Here it seems like 1 **BLAS thread** works best. Intuitively I would say this makes sense as each Julia thread can create 1 BLAS thread and work in parallel. If each Julia thread would try to use 4 BLAS threads the CPU threads are oversubscribed and the performance goes down.

**Question 1:** Does this reasoning make sense? Is `BLAS.set_num_threads()`

setting the global number of BLAS threads that can be used at any one time or per Julia thread? The discussion in Julia Threads vs BLAS Threads seems to say that the setting sets the global thread pool for BLAS. However, this seems to contradict above results.

Setting `ENV["MKL_DYNAMIC"] = true`

doestn’t seem to have any impact. I get:

```
Number of BLAS threads: 1, Time: 0.05300575
Number of BLAS threads: 2, Time: 0.059146294
Number of BLAS threads: 4, Time: 0.116660464
```

### Setup 2: 100 matrices of dimension 8x8 and one 500x500

```
ENV["MKL_DYNAMIC"] = false
for nthreads in [1; 2; 4]
BLAS.set_num_threads(nthreads);
rng = Random.MersenneTwister(1);
N = 8;
A = [rand(rng, N, N) for k = 1:100]
A = pushfirst!(A, rand(rng, 500, 500))
t = @belapsed compute_ev_threads($A)
println("Number of BLAS threads: $(nthreads), Time: $(t)")
end
```

```
Number of BLAS threads: 1, Time: 0.047233419
Number of BLAS threads: 2, Time: 0.041688711
Number of BLAS threads: 4, Time: 0.041307225
```

and with ` ENV["MKL_DYNAMIC"] = true`

. Again doesn’t seem to have any impact:

```
Number of BLAS threads: 1, Time: 0.048276108
Number of BLAS threads: 2, Time: 0.041320485
Number of BLAS threads: 4, Time: 0.040560082
```

**Question 2**: I am surprised that the results are so similar. I would have assumed that dynamic 4 threads would perform much better. First attack the 500x500 block with 4 threads and then dynamically do all the other blocks with 1 thread.

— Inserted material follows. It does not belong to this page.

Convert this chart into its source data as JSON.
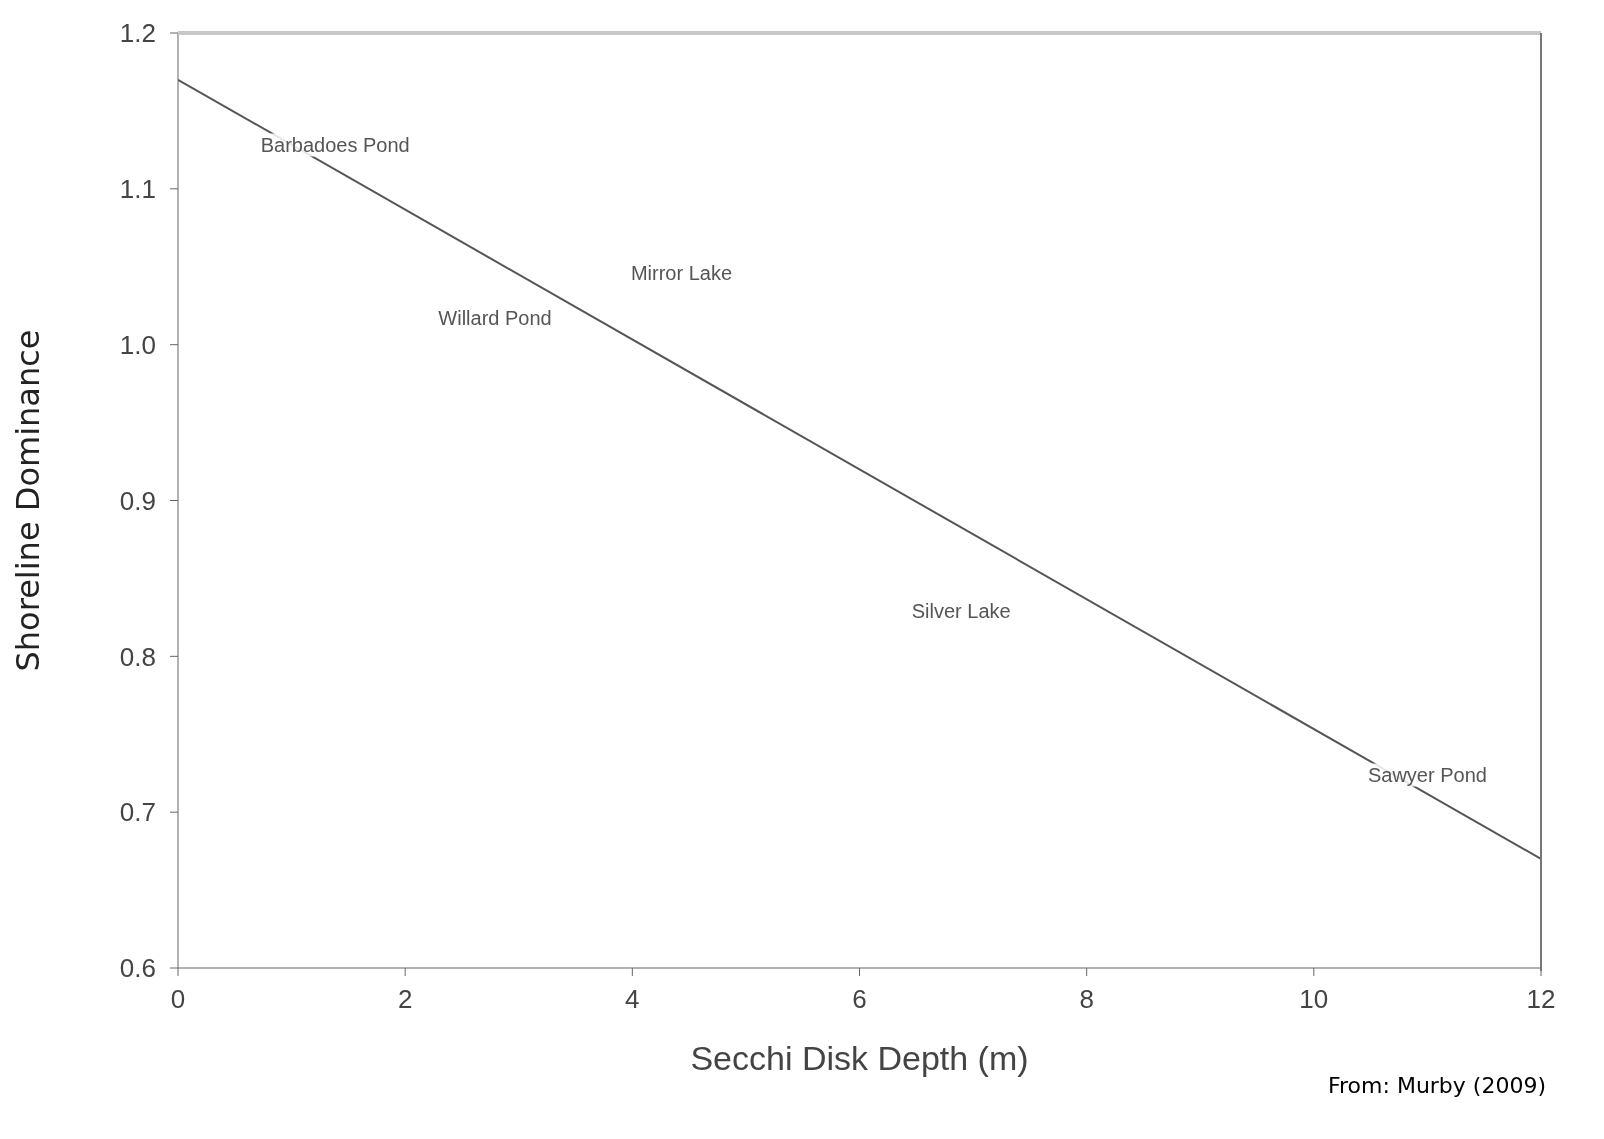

### Setup 3: 12 matrices of dimension 500x500

```
ENV["MKL_DYNAMIC"] = false
for nthreads in [1; 2; 4]
BLAS.set_num_threads(nthreads);
rng = Random.MersenneTwister(1);
N = 500;
A = [rand(rng, N, N) for k = 1:12]
t = @belapsed compute_ev_threads($A)
println("Number of BLAS threads: $(nthreads), Time: $(t)")
end
```

```
Number of BLAS threads: 1, Time: 0.110499758
Number of BLAS threads: 2, Time: 0.126500489
Number of BLAS threads: 4, Time: 0.168587943
```

No impact of `ENV["MKL_DYNAMIC"] = true`

?:

```
Number of BLAS threads: 1, Time: 0.110146218
Number of BLAS threads: 2, Time: 0.124481478
Number of BLAS threads: 4, Time: 0.171753869
```

**Question 3**: I guess this post is more to double-check that my assumptions are correct and that I am using the different available settings correctly. Also, it seems strange that `ENV["MKL_DYNAMIC"] = true`

doesn’t really have any impact. I also assumed the overall difference between the results would be bigger.